4/6 - 6/141 - 17/26»17/27




32
De ki: – Allah’ın kulları için çıkardığı ziyneti, helal ve temiz rızıkları haram kılmak kimin haddine? De ki: – Onlar, bu dünya hayatında iman edenler ve herkes içindir. Kıyamet gününde ise yalnız inananların istifadesine sunulacaktır. İşte biz kavrama yeteneği olan bir toplum için ayetlerimizi böyle açıklıyoruz.

2/126 - 7/50 - 16/116 - 42/36 - 7/27»7/28




33
De ki: Benim Rabbim ancak gizli ve açık işlenen bütün çirkinlikleri/ahlaksızlığı, günahın her türünü, haksız yere saldırganlığı/azgınlığı, hakkında hiçbir delil indirmediği halde herhangi bir şeyi Allah’a isnat ederek şirk koşmanızı ve bilip bilmeden Allah’a ait şeyleri söylemenizi haram kılmıştır.

6/120 - 6/151 - 3/151 - 12/40 - 17/36 - 49/6




34
Her toplumun bir vadesi vardır. Vadeleri geldiğinde; o süre ne bir saat ertelenir ne de öne alınır.

10/49 - 15/5 - 16/61 - 23/43 - 39/42 - 63/11




35
- Ey Ademoğulları, aranızdan size ayetlerimizi beyan eden/ileten elçiler geldiği zaman, kim korunur ve davranışlarını düzeltirse; artık bunlar için ne korku ne de üzüntü olacaktır.

5/69 - 6/48 - 10/62




36
Ayetlerimiz karşısında yalana sarılan ve onları küçümseyenler var ya işte onlar ateş halkıdır ve orada kalıcıdırlar.

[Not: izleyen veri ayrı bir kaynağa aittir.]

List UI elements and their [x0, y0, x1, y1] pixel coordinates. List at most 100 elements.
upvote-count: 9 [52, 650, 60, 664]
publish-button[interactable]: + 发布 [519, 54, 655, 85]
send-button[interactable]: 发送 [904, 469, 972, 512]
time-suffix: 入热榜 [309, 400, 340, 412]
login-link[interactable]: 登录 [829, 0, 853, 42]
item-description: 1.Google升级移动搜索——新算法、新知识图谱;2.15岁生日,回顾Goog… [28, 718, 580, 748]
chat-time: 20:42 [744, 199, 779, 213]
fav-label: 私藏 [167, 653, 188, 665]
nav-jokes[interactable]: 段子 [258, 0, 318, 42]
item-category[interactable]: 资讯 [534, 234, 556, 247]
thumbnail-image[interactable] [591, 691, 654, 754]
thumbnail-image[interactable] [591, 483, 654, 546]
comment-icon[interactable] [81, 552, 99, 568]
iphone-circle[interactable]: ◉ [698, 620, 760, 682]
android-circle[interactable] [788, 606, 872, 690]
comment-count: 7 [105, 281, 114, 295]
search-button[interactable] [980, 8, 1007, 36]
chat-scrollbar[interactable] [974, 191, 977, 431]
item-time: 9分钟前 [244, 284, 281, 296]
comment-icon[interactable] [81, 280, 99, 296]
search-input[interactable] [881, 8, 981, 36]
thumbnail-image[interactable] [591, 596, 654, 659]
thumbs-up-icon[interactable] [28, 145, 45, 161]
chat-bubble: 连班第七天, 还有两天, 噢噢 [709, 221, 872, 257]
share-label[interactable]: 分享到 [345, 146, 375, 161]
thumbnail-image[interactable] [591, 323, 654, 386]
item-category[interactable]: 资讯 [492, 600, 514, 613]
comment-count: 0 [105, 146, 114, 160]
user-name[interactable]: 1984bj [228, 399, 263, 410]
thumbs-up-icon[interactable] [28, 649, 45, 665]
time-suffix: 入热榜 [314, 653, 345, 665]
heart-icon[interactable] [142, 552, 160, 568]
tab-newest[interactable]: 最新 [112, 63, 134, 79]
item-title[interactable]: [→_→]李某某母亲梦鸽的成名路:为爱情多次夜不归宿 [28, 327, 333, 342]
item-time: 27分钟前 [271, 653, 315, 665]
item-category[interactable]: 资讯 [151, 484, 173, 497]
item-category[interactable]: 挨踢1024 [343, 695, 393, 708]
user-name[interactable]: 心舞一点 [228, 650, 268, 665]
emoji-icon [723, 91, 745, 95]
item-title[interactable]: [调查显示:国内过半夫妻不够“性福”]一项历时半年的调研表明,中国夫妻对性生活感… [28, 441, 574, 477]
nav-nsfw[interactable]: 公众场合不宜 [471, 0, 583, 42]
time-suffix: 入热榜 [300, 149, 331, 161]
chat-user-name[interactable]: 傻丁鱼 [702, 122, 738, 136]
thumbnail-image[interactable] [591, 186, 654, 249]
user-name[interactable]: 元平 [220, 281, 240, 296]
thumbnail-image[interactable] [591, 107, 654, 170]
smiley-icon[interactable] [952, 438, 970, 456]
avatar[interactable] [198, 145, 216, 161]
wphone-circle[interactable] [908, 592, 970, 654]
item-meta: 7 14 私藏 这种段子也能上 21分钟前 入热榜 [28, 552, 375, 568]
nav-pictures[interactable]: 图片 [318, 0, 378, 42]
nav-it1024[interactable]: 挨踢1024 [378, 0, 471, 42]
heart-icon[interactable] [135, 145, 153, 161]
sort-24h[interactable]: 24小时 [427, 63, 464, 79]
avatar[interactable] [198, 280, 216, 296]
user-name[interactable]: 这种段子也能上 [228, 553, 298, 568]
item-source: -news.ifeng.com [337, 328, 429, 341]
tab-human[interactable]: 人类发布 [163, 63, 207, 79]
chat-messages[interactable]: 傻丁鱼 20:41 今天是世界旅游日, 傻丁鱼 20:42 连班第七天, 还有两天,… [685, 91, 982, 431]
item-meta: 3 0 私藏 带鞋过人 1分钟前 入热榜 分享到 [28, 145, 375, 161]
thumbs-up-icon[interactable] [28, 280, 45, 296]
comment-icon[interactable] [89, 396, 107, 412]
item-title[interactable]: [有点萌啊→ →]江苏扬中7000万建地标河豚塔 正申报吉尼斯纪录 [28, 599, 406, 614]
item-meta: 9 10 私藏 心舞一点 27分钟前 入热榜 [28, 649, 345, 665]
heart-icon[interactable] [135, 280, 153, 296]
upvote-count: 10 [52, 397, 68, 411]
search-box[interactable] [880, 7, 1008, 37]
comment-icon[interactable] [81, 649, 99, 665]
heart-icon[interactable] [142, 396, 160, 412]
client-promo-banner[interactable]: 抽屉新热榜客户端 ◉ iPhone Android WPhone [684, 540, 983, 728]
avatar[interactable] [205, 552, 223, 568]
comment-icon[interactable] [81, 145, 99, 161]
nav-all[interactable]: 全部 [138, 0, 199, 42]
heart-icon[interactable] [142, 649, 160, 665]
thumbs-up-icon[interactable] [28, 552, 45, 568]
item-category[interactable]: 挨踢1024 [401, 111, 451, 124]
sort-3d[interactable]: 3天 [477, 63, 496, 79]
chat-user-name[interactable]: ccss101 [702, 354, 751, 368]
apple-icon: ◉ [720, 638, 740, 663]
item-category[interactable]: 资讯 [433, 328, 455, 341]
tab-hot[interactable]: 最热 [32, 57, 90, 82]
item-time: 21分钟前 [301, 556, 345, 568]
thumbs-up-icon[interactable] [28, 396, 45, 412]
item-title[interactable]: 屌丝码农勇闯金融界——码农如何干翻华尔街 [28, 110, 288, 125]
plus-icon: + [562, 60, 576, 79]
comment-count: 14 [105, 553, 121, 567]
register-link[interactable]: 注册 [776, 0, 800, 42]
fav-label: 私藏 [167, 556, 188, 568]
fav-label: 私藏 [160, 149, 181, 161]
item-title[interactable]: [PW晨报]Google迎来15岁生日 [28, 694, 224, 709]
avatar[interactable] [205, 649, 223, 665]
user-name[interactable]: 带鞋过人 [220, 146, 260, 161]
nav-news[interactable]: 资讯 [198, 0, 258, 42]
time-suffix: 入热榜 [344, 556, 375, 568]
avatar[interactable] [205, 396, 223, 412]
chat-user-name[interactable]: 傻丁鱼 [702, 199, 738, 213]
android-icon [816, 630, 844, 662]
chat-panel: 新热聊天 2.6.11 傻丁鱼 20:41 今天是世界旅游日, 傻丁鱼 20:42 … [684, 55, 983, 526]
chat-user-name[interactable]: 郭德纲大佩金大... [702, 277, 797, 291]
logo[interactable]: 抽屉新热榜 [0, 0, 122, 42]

6/93 - 7/40 - 7/147 - 32/22




37
Kendi uydurduğunu Allah’a isnat ederek iftira eden ve ayetlerimiz karşısında yalana sarılandan daha zalim kim vardır? Onların kitaptan/yasadan nasipleri kendilerine ulaşacaktır. İşte o zaman elçilerimiz onların canlarını almaya gelince: – Nerede Allah ile aranıza koyup dua ile yalvarıp yakardıklarınız? Diye soracaklar. Onlar da: – Bizi yüz üstü bırakıp uzaklaştılar, diyerek kâfir oldukları hakkında kendi aleyhlerine şahitlik etmiş olacaklar.

6/93 - 10/17 - 11/18»11/19 - 29/69 - 4/97 - 8/50 - 23/99»23/101 - 47/27




38
Ve Allah diyecek ki; – Sizden önce gelip geçmiş cin ve insan toplumları içerisinde ateşe girin! Ateşe giren her toplum diğer yandaş topluluğa lanet edecek. Sonunda tüm topluluklar cehenneme dolunca, sonraki kuşaklar, öncekiler için: – Rabbimiz, bizi yoldan saptıranlar işte bunlar, onlara ateşten azabı iki kat ver! Derler. Allah: Zaten herkese iki kat azap vardır, fakat bunun farkında değilsiniz, der.

28/62»28/64 - 37/25»37/39 - 38/55»38/61




39
Ve öncekiler de, sonraki kuşaklara: – Küfürde sizin, bizden bir farkınız yoktur, öyleyse siz de kazanmış olduklarınıza karşılık azabı tadın! Derler.

28/62»28/66 - 34/31»34/33 - 40/47»40/50




40
Gerçek şu ki; ayetlerimiz karşısında yalana sarılan ve onları küçümseyenlere göklerin rahmet kapıları açılmayacak ve halat iğne deliğinden geçmedikçe, onlar cennete giremeyeceklerdir. İşte biz, suçluları böyle cezalandırırız.

23/99»23/108 - 43/74»43/78




41
Onlar için cehennem ateşi, altlarına bir yatak ve üstlerine bir örtü olacaktır. İşte biz ayetlerimize haksızlık edenleri böyle cezalandırırız.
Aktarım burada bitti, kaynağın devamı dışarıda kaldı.